From shoegaze and post-rock-elements to cold, mechanical wave and post-punk these gentlemen always used their recordings for conscious shifts and accents on certain vibes. Unlike ILYBICD they are not the guys who just come together from time to time and what they create sounds exactly like you expect it to. They have their trademarks, above all the rhythmic precision and the extroverted (and always a bit exotic sounding) singing. Apart from that, Nobody Wants To Be Here… is remarkably anxious to appeal to a span of emotions: from the Interpol-like beginnings of There’s a girl in the corner to the aching beauty of closing ballad Sometimes I Wished I Could Fall Asleep.

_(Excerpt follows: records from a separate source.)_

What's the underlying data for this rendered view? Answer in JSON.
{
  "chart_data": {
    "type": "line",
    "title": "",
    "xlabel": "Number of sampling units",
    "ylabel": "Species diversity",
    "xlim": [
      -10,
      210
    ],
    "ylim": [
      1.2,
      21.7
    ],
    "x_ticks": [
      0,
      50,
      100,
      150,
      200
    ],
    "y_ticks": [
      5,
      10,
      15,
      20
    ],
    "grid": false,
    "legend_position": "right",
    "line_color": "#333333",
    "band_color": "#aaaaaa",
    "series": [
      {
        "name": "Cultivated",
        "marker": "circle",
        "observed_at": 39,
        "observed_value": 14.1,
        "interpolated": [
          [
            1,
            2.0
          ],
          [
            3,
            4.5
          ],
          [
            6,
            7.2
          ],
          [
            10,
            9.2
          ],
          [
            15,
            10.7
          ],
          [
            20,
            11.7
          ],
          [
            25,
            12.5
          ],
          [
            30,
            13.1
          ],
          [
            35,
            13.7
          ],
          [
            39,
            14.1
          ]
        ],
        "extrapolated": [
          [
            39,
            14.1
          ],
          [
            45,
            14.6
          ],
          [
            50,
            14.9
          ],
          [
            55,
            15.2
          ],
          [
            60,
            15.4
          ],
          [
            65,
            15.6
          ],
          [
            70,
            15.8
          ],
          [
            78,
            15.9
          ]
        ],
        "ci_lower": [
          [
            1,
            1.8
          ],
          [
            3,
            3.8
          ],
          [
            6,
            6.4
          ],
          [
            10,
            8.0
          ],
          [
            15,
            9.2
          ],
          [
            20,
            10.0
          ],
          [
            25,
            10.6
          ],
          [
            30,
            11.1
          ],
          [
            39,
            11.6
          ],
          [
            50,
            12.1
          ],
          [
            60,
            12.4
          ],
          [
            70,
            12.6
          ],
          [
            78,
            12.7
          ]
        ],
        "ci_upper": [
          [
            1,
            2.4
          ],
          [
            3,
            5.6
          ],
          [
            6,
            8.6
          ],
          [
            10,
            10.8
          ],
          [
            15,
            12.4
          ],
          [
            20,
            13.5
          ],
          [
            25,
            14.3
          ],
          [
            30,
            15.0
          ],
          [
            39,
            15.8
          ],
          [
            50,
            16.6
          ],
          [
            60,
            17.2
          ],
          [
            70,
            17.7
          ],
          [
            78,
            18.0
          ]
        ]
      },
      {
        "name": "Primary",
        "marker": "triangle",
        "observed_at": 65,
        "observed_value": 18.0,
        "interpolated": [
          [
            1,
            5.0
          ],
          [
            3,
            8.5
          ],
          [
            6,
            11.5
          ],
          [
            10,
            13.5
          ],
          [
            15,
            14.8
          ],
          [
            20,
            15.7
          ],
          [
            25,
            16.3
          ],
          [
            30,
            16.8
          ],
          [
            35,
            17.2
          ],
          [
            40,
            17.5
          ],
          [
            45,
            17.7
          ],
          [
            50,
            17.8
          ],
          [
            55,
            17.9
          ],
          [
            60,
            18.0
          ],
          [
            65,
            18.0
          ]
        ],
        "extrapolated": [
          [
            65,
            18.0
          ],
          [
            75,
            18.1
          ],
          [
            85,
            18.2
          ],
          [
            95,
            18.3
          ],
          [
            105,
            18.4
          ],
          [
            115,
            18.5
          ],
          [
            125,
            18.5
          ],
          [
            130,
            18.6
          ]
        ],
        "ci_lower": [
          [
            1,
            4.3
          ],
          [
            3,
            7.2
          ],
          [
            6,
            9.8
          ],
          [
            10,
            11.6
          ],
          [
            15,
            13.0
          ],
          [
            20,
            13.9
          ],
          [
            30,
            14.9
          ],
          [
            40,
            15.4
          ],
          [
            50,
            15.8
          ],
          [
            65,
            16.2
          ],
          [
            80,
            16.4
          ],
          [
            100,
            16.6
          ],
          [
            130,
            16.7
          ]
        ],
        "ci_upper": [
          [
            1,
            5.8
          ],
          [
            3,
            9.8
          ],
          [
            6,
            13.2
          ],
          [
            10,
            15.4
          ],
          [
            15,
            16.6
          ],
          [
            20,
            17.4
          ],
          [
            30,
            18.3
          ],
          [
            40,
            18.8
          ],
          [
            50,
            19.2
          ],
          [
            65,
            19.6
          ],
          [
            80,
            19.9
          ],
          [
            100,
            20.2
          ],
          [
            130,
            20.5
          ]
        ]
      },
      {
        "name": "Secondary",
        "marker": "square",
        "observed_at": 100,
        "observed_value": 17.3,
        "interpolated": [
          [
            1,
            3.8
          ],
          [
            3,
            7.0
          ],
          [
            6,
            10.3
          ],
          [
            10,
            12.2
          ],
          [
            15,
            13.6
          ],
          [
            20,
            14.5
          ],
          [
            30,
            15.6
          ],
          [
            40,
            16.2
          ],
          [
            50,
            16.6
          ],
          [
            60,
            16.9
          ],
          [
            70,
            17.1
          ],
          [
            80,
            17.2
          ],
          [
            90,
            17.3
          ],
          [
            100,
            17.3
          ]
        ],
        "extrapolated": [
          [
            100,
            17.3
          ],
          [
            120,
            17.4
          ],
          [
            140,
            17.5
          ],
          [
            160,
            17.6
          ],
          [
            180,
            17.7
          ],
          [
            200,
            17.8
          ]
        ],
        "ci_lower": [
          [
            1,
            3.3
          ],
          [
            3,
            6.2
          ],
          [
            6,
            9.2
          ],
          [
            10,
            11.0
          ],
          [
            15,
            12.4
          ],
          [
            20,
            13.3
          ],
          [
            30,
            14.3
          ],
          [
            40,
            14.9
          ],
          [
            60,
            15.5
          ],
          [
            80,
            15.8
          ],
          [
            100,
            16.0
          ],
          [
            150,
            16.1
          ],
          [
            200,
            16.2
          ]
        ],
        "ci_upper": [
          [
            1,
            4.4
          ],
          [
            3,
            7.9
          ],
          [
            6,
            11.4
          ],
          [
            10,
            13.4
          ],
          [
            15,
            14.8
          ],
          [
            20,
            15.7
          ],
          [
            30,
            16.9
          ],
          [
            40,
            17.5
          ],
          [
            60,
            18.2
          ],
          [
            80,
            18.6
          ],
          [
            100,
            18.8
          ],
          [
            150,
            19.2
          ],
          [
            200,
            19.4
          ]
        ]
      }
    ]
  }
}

Shoegazing at the Moonlight
Whereas THE TWILIGHT SAD became mildly famous for the huge walls of sound they created especially on their first recordings, guitarist Andy MacFarlane exercises in subtlety since 2012s No One Can Ever Know. Now, created Nobody Wants To Be Here and Nobody Wants To Leave reduces the moments of massive distortion once again, only the dwelling title-track and the excellent In Nowheres tend to revive the classical shoegaze-vibes. On a more discrete level though, the rest of the songs is highly influenced by it. Especially in the way how MacFarlane carries out his harmonic work within frames of static noises.

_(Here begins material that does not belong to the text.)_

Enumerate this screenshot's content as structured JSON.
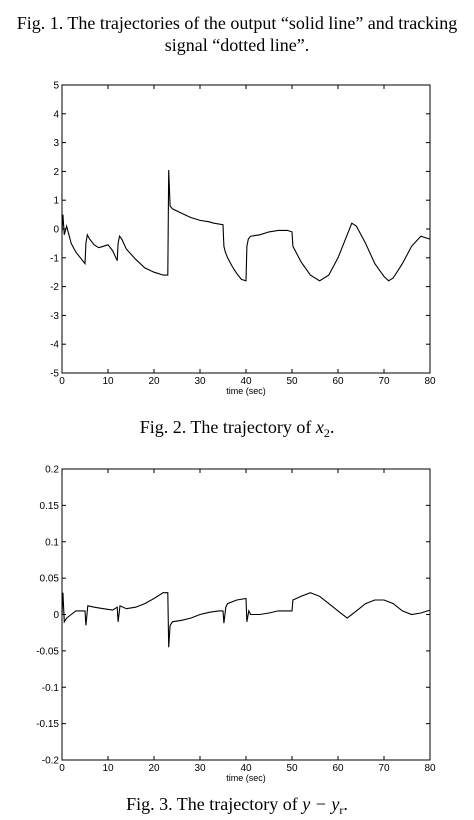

On the other side of the Atlantic, I LOVE YOU BUT I’VE CHOSEN DARKNESS also tend to add a bit of ‘guitar-wall-building’ to their musical microcosm. Just remember the ever floating We Choose Faces from their debut. This time a track like the heavenly Safety floats high above the ground while singer Christian Goyer’s tender vocals guide us through the flight. It’s one of the more uplifting moments on Dust which the band in a recent interview with NOTHING BUT HOPE AND PASSION also described as a bit lighter than their first record. The rest likes to stay in the fragile state between light and darkness, immediately reliving the feeling of the debut and transforming it into the here and now.
United in darkness
Despite coming from different musical environments, CHOSEN DARKNESS and ILYBICD are united by their unconditional love for the dark and desperate corners of art. Apparently, THE TWILIGHT SAD s lyricist James Graham has been through more bleak days than those that led to Nobody Wants To Be Here… . If you think of how strongly its predecessor bound itself to a devastating mixture of post-punk and MANIC STREET PREACHERS‘ Holy Bible, you must admit that this one is blessed with a lot more light and air, delving in more concrete and less metaphorical terrain. THE TWILIGHT SAD ‘s narrative as a band is not the one of a complete downfall in a spiral of increasing misery. It’s more a story of an ongoing struggle.
ILYBICD are quite aware of this struggle. Despite opening quite uplifting and musically close to their self-titled debut EP from 2003, the final songs of Dust speak a different language. 69th Street Bridge drowns in a spherical sea of darkness while The Sun Burns Out as a title himself should work on its own. WAYSD closes the album with a dark and pumping e-bass in finest Peter Hook-tradition before shuffling itself down a road into an unknown future. The rest creates a familiar feeling of understanding and belonging, just like it did years ago. THE TWILIGHT SAD achieve the same. A return to home, even if it’s located in a dark alley. But in the end your home remains the place where your heart is and quite often in life that is a dark one.
The TWILIGHT SAD’s fourth full-length sees the Scots trying to get to terms with their own destiny. ‘Nobody Wants To Be Here…’ condenses their output in a still irresistible way.
‘Dust’ marks an impressive return of I LOVE YOU BUT I’VE CHOSEN DARKNESS who haven’t lost their dark magic in these past eight years as they re-activate the sinister spirit of their debut.